A practical guide from AI for Education that gives educators and institutions a structured decision-making tool for evaluating generative AI use. The SEE Framework — Safe, Ethical, Effective — replaces gut-feel AI adoption with principled questions that surface what actually matters.
As Reach University builds its AI capacity, the hardest work isn't choosing platforms — it's building the habit of asking the right questions before deploying AI in any context. The SEE Framework provides a repeatable, teachable structure for doing exactly that.
Whether a faculty member is deciding whether to use AI to assist with grading, or a staff member is evaluating a new candidate-facing tool, the SEE Framework gives them three lenses: Is it Safe? Is it Ethical? Is it Effective? Together, these replace the anxiety of "is this OK?" with a productive inquiry that surfaces risk, responsibility, and real impact.
"There may not be one correct answer, but there should be thoughtful questions."
AI for Education — SEE Framework in ActionThree lenses applied together — not separately — to any decision about using generative AI. The power is in the combination: something can be technically safe but ethically questionable, or ethically sound but ineffective for the stated goal.
Examines the risks, protections, permissions, and safeguards involved in the AI use case.
Explores responsibility, fairness, transparency, and the appropriate role of human judgment.
Evaluates whether GenAI meaningfully supports the intended learning or operational outcome.

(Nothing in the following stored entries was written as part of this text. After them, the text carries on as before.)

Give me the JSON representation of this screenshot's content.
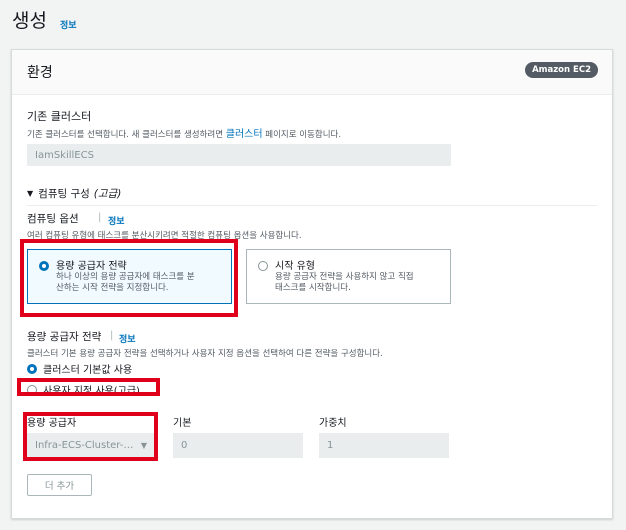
{
  "page": {
    "title": "생성",
    "info": "정보"
  },
  "panel": {
    "title": "환경",
    "badge": "Amazon EC2"
  },
  "existing_cluster": {
    "label": "기존 클러스터",
    "desc_before": "기존 클러스터를 선택합니다. 새 클러스터를 생성하려면 ",
    "desc_link": "클러스터",
    "desc_after": " 페이지로 이동합니다.",
    "value": "IamSkillECS"
  },
  "compute_config": {
    "toggle_label": "컴퓨팅 구성",
    "toggle_suffix": "(고급)"
  },
  "compute_options": {
    "label": "컴퓨팅 옵션",
    "separator": "|",
    "info": "정보",
    "desc": "여러 컴퓨팅 유형에 태스크를 분산시키려면 적절한 컴퓨팅 옵션을 사용합니다.",
    "tiles": [
      {
        "title": "용량 공급자 전략",
        "desc_line1": "하나 이상의 용량 공급자에 태스크를 분",
        "desc_line2": "산하는 시작 전략을 지정합니다.",
        "selected": true
      },
      {
        "title": "시작 유형",
        "desc_line1": "용량 공급자 전략을 사용하지 않고 직접",
        "desc_line2": "태스크를 시작합니다.",
        "selected": false
      }
    ]
  },
  "capacity_strategy": {
    "label": "용량 공급자 전략",
    "separator": "|",
    "info": "정보",
    "desc": "클러스터 기본 용량 공급자 전략을 선택하거나 사용자 지정 옵션을 선택하여 다른 전략을 구성합니다.",
    "options": [
      {
        "label": "클러스터 기본값 사용",
        "checked": true
      },
      {
        "label": "사용자 지정 사용(고급)",
        "checked": false
      }
    ]
  },
  "provider_table": {
    "col_provider": "용량 공급자",
    "col_base": "기본",
    "col_weight": "가중치",
    "provider_value": "Infra-ECS-Cluster-…",
    "base_value": "0",
    "weight_value": "1",
    "add_more": "더 추가"
  },
  "colors": {
    "accent": "#0073bb",
    "highlight_box": "#e0001b",
    "badge_bg": "#545b64"
  }
}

AI for Education provides five pre-built scenarios — each with a downloadable PDF that walks through the Safe, Ethical, and Effective lenses in full. These serve as both worked examples and discussion starters.
A student uses an AI math tutor outside class hours. Explores data collection by the chatbot, accuracy of AI explanations, and whether self-directed AI tutoring supports or replaces the development of problem-solving skills.

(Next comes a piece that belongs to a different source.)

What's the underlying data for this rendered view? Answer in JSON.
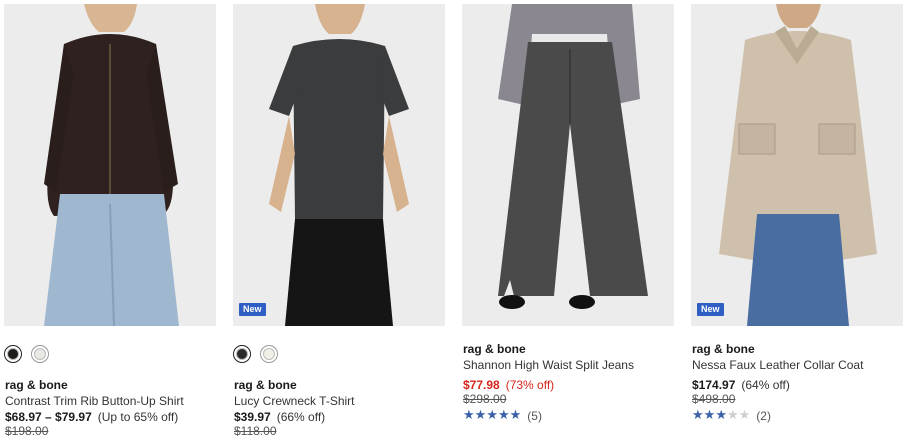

A student uses GenAI to draft or polish their personal essay. Raises questions about authenticity, institutional transparency requirements, whether AI assistance disadvantages students without access, and what the essay is actually meant to assess.
A student uses a GenAI tool to research the health impacts of ultra-processed foods. Examines whether AI-generated research summaries are accurate, appropriately cited, and whether using them builds or bypasses information literacy skills.
A teacher uses AI to provide feedback or assign scores on student work. Explores who is accountable for grades, whether students have been informed, how bias in AI systems may affect outcomes, and whether AI feedback serves students' growth.
A school considers adopting an AI writing detector to flag student submissions. Raises questions about false-positive rates and their impact on students of color or English language learners, institutional trust, and whether detection is the right response to the underlying concern.
Each scenario includes a downloadable PDF with the full SEE analysis and discussion prompts. Visit aiforeducation.io to download them.
↑ Back to topThe SEE Framework maps directly onto the kinds of AI decisions Reach University is navigating now. The table below connects the framework to specific Reach contexts.
| Reach Context | Lens(es) | Key Questions for Reach |
|---|---|---|
| Faculty using Gemini to draft candidate feedback | Ethical · Effective | Is the candidate aware AI-assisted feedback is being used? Does AI feedback support or replace the faculty relationship that defines the Reach Method? |
| Staff using AI to draft outreach emails | Safe · Ethical | Is any FERPA-protected candidate information being entered into a non-approved tool? If Gemini is approved, is this the tool being used? |
| IT deploying a candidate-facing AI assistant (Domain 3) | Safe · Ethical · Effective | What data does the tool collect? Is it disclosed to candidates? Does it actually help them — or does it create a barrier to reaching a human who could help more? |
| Evaluating whether to adopt a new AI platform | Safe · Effective | Does it meet FERPA compliance requirements? Is it superior to our approved tools, or is it novelty? What does the contract say about data use? |
| Candidates using AI for course assignments | Ethical · Effective | Has the faculty member set clear expectations? Does AI use support or undermine the competency the assignment is designed to develop? |
| Building AI literacy across the task force | Ethical · Effective | Are we building genuine understanding, or just compliance? Does the professional development we design actually change how people make AI decisions? |
The SEE Framework is a practical tool the task force can use immediately — as a shared vocabulary for evaluating AI decisions, as a structure for professional development workshops, or as a template for Reach's own AI literacy curriculum. Download the five scenario PDFs from AI for Education and try running one as a team exercise. The goal is not to arrive at a policy, but to build the habit of asking better questions.